Trump colleziona critiche internazionali: il premier canadese Justin Trudeau contesta le sue priorità; il presidente palestinese Abu Mazen da Roma e il presidente francese François Hollande deprecano il progettato trasferimento dell’ambasciata degli Stati Uniti in Israele da Tel Aviv a Gerusalemme; la cancelliera tedesca Angela Merkel auspica un approccio multilaterale Ue/Usa, mentre Trump vorrebbe trattare da Stato a Stato; e il presidente messicano Enrique Pena Nieto ripete che il muro lungo il confine lui non lo pagherà.

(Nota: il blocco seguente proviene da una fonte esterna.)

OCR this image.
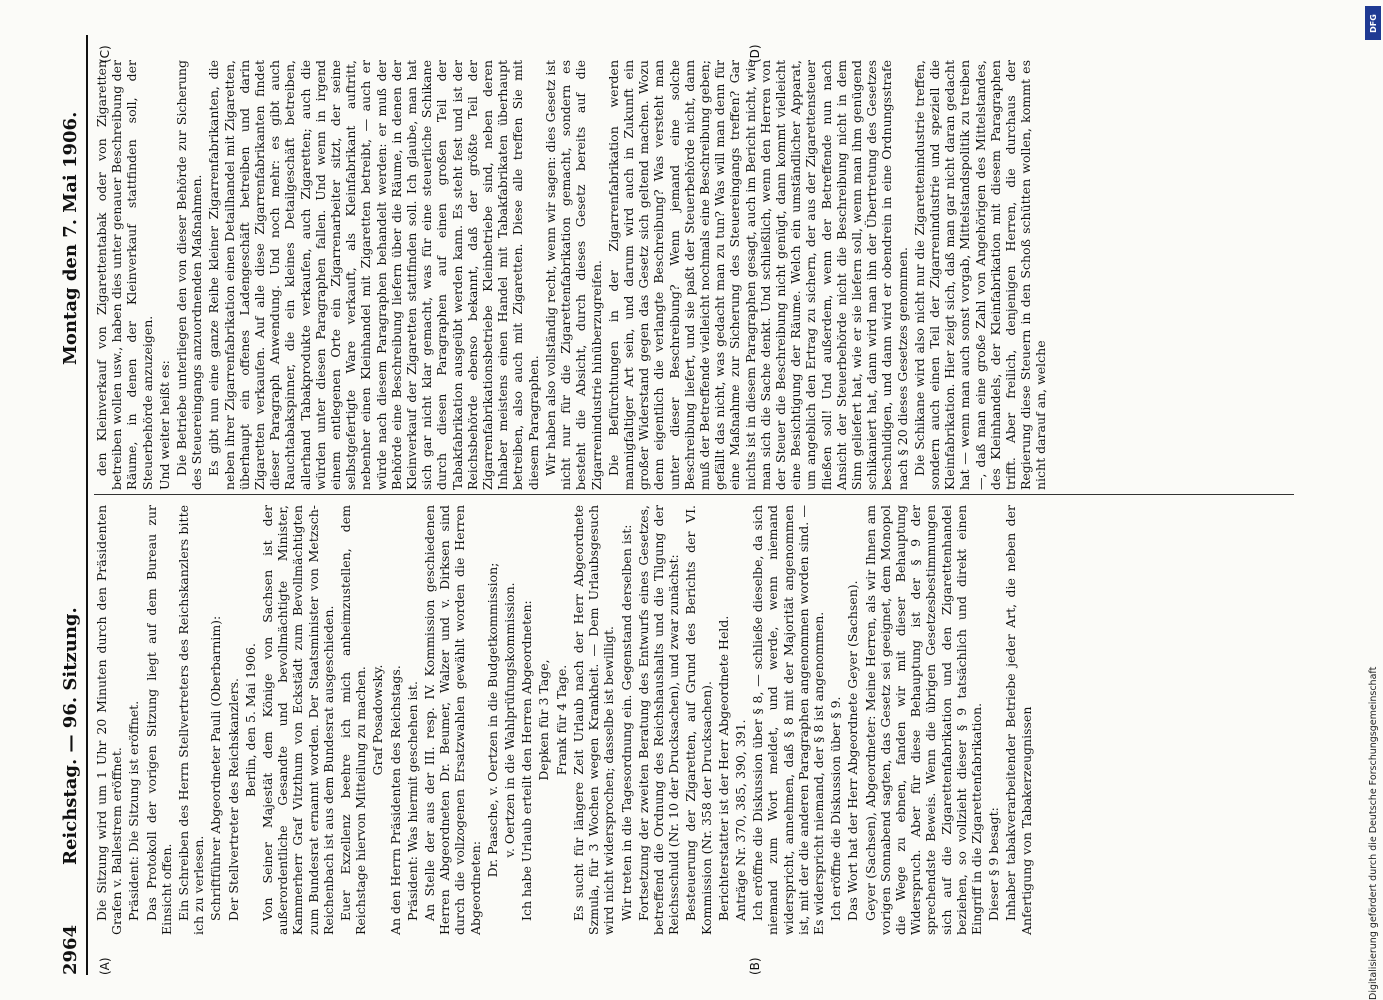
2964
Reichstag. — 96. Sitzung.
Montag den 7. Mai 1906.
(A)	(B)
(C)	(D)

Die Sitzung wird um 1 Uhr 20 Minuten durch den Präsidenten Grafen v. Ballestrem eröffnet. Präsident: Die Sitzung ist eröffnet. Das Protokoll der vorigen Sitzung liegt auf dem Bureau zur Einsicht offen. Ein Schreiben des Herrn Stellvertreters des Reichskanzlers bitte ich zu verlesen. Schriftführer Abgeordneter Pauli (Oberbarnim): Der Stellvertreter des Reichskanzlers. Berlin, den 5. Mai 1906. Von Seiner Majestät dem Könige von Sachsen ist der außerordentliche Gesandte und bevollmächtigte Minister, Kammerherr Graf Vitzthum von Eckstädt zum Bevollmächtigten zum Bundesrat ernannt worden. Der Staatsminister von Metzsch-Reichenbach ist aus dem Bundesrat ausgeschieden. Euer Exzellenz beehre ich mich anheimzustellen, dem Reichstage hiervon Mitteilung zu machen. Graf Posadowsky. An den Herrn Präsidenten des Reichstags. Präsident: Was hiermit geschehen ist. An Stelle der aus der III. resp. IV. Kommission geschiedenen Herren Abgeordneten Dr. Beumer, Walzer und v. Dirksen sind durch die vollzogenen Ersatzwahlen gewählt worden die Herren Abgeordneten:

Dr. Paasche, v. Oertzen in die Budgetkommission; v. Oertzen in die Wahlprüfungskommission. Ich habe Urlaub erteilt den Herren Abgeordneten: Depken für 3 Tage, Frank für 4 Tage. Es sucht für längere Zeit Urlaub nach der Herr Abgeordnete Szmula, für 3 Wochen wegen Krankheit. — Dem Urlaubsgesuch wird nicht widersprochen; dasselbe ist bewilligt. Wir treten in die Tagesordnung ein. Gegenstand derselben ist: Fortsetzung der zweiten Beratung des Entwurfs eines Gesetzes, betreffend die Ordnung des Reichshaushalts und die Tilgung der Reichsschuld (Nr. 10 der Drucksachen), und zwar zunächst: Besteuerung der Zigaretten, auf Grund des Berichts der VI. Kommission (Nr. 358 der Drucksachen). Berichterstatter ist der Herr Abgeordnete Held. Anträge Nr. 370, 385, 390, 391. Ich eröffne die Diskussion über § 8, — schließe dieselbe, da sich niemand zum Wort meldet, und werde, wenn niemand widerspricht, annehmen, daß § 8 mit der Majorität angenommen ist, mit der die anderen Paragraphen angenommen worden sind. — Es widerspricht niemand, der § 8 ist angenommen. Ich eröffne die Diskussion über § 9. Das Wort hat der Herr Abgeordnete Geyer (Sachsen). Geyer (Sachsen), Abgeordneter: Meine Herren, als wir Ihnen am vorigen Sonnabend sagten, das Gesetz sei geeignet, dem Monopol die Wege zu ebnen, fanden wir mit dieser Behauptung Widerspruch. Aber für diese Behauptung ist der § 9 der sprechendste Beweis. Wenn die übrigen Gesetzesbestimmungen sich auf die Zigarettenfabrikation und den Zigarettenhandel beziehen, so vollzieht dieser § 9 tatsächlich und direkt einen Eingriff in die Zigarettenfabrikation. Dieser § 9 besagt: Inhaber tabakverarbeitender Betriebe jeder Art, die neben der Anfertigung von Tabakerzeugnissen

den Kleinverkauf von Zigarettentabak oder von Zigaretten betreiben wollen usw., haben dies unter genauer Beschreibung der Räume, in denen der Kleinverkauf stattfinden soll, der Steuerbehörde anzuzeigen. Und weiter heißt es: Die Betriebe unterliegen den von dieser Behörde zur Sicherung des Steuereingangs anzuordnenden Maßnahmen. Es gibt nun eine ganze Reihe kleiner Zigarrenfabrikanten, die neben ihrer Zigarrenfabrikation einen Detailhandel mit Zigaretten, überhaupt ein offenes Ladengeschäft betreiben und darin Zigaretten verkaufen. Auf alle diese Zigarrenfabrikanten findet dieser Paragraph Anwendung. Und noch mehr: es gibt auch Rauchtabakspinner, die ein kleines Detailgeschäft betreiben, allerhand Tabakprodukte verkaufen, auch Zigaretten; auch die würden unter diesen Paragraphen fallen. Und wenn in irgend einem entlegenen Orte ein Zigarrenarbeiter sitzt, der seine selbstgefertigte Ware verkauft, als Kleinfabrikant auftritt, nebenher einen Kleinhandel mit Zigaretten betreibt, — auch er würde nach diesem Paragraphen behandelt werden: er muß der Behörde eine Beschreibung liefern über die Räume, in denen der Kleinverkauf der Zigaretten stattfinden soll. Ich glaube, man hat sich gar nicht klar gemacht, was für eine steuerliche Schikane durch diesen Paragraphen auf einen großen Teil der Tabakfabrikation ausgeübt werden kann. Es steht fest und ist der Reichsbehörde ebenso bekannt, daß der größte Teil der Zigarrenfabrikationsbetriebe Kleinbetriebe sind, neben deren Inhaber meistens einen Handel mit Tabakfabrikaten überhaupt betreiben, also auch mit Zigaretten. Diese alle treffen Sie mit diesem Paragraphen. Wir haben also vollständig recht, wenn wir sagen: dies Gesetz ist nicht nur für die Zigarettenfabrikation gemacht, sondern es besteht die Absicht, durch dieses Gesetz bereits auf die Zigarrenindustrie hinüberzugreifen. Die Befürchtungen in der Zigarrenfabrikation werden mannigfaltiger Art sein, und darum wird auch in Zukunft ein großer Widerstand gegen das Gesetz sich geltend machen. Wozu denn eigentlich die verlangte Beschreibung? Was versteht man unter dieser Beschreibung? Wenn jemand eine solche Beschreibung liefert, und sie paßt der Steuerbehörde nicht, dann muß der Betreffende vielleicht nochmals eine Beschreibung geben; gefällt das nicht, was gedacht man zu tun? Was will man denn für eine Maßnahme zur Sicherung des Steuereingangs treffen? Gar nichts ist in diesem Paragraphen gesagt, auch im Bericht nicht, wie man sich die Sache denkt. Und schließlich, wenn den Herren von der Steuer die Beschreibung nicht genügt, dann kommt vielleicht eine Besichtigung der Räume. Welch ein umständlicher Apparat, um angeblich den Ertrag zu sichern, der aus der Zigarettensteuer fließen soll! Und außerdem, wenn der Betreffende nun nach Ansicht der Steuerbehörde nicht die Beschreibung nicht in dem Sinn geliefert hat, wie er sie liefern soll, wenn man ihm genügend schikaniert hat, dann wird man ihn der Übertretung des Gesetzes beschuldigen, und dann wird er obendrein in eine Ordnungsstrafe nach § 20 dieses Gesetzes genommen. Die Schikane wird also nicht nur die Zigarettenindustrie treffen, sondern auch einen Teil der Zigarrenindustrie und speziell die Kleinfabrikation. Hier zeigt sich, daß man gar nicht daran gedacht hat — wenn man auch sonst vorgab, Mittelstandspolitik zu treiben —, daß man eine große Zahl von Angehörigen des Mittelstandes, des Kleinhandels, der Kleinfabrikation mit diesem Paragraphen trifft. Aber freilich, denjenigen Herren, die durchaus der Regierung diese Steuern in den Schoß schütten wollen, kommt es nicht darauf an, welche

DFG
Digitalisierung gefördert durch die Deutsche Forschungsgemeinschaft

I ministri in dissenso con il presidente: gioco delle parti?
A stemperare gli allarmi, ma pure a suscitare interrogativi, c’è il fatto che, nelle audizioni in Senato, i futuri ministri designati da Trump sono più cauti del loro boss e tendono a collocarsi in una linea di continuità con l’Amministrazione uscente. In particolare il segretario di Stato in pectore Rex W. Tillerson è misurato su rapporti con la Russia e cambiamento climatico. E il segretario alla Difesa, il generale James N. Mattis, avalla l’intesa sul nucleare con l’Iran.

Altri punti di contrasto tra le affermazioni di Trump e le audizioni dei suoi ministri sono il ripristino della tortura contro i terroristi, la messa al bando dei musulmani, l’erezione di un muro al confine con il Messico.

L’uomo scelto per guidare la Cia, Mike Pompeo, assicura che l’Agenzia indagherà sugli hacker russi e sui possibili legami con la squadra di Trump. Continuano a suscitare perplessità l’affidamento delle aziende di famiglia ai figli del magnate e non a un ‘blind trust’ e la designazione del genero Jared Kushner, uomo d’affari ebreo, marito di Ivanka, a consigliere per il Medio Oriente.

I repubblicani in Congresso bruciano le tappe nello smantellare l’eredità di Obama: hanno già messo mano allo sventramento dell’Obamacare, la riforma sanitaria. E Trump distribuisce, ovviamente via Twitter, elogi e rimbrotti all’industria dell’auto a seconda che s’adegui - la Ford - o meno - la GM - alla sua direttiva principe, produrre negli Usa.

Giampiero Gramaglia è consigliere per la comunicazione dello IAI.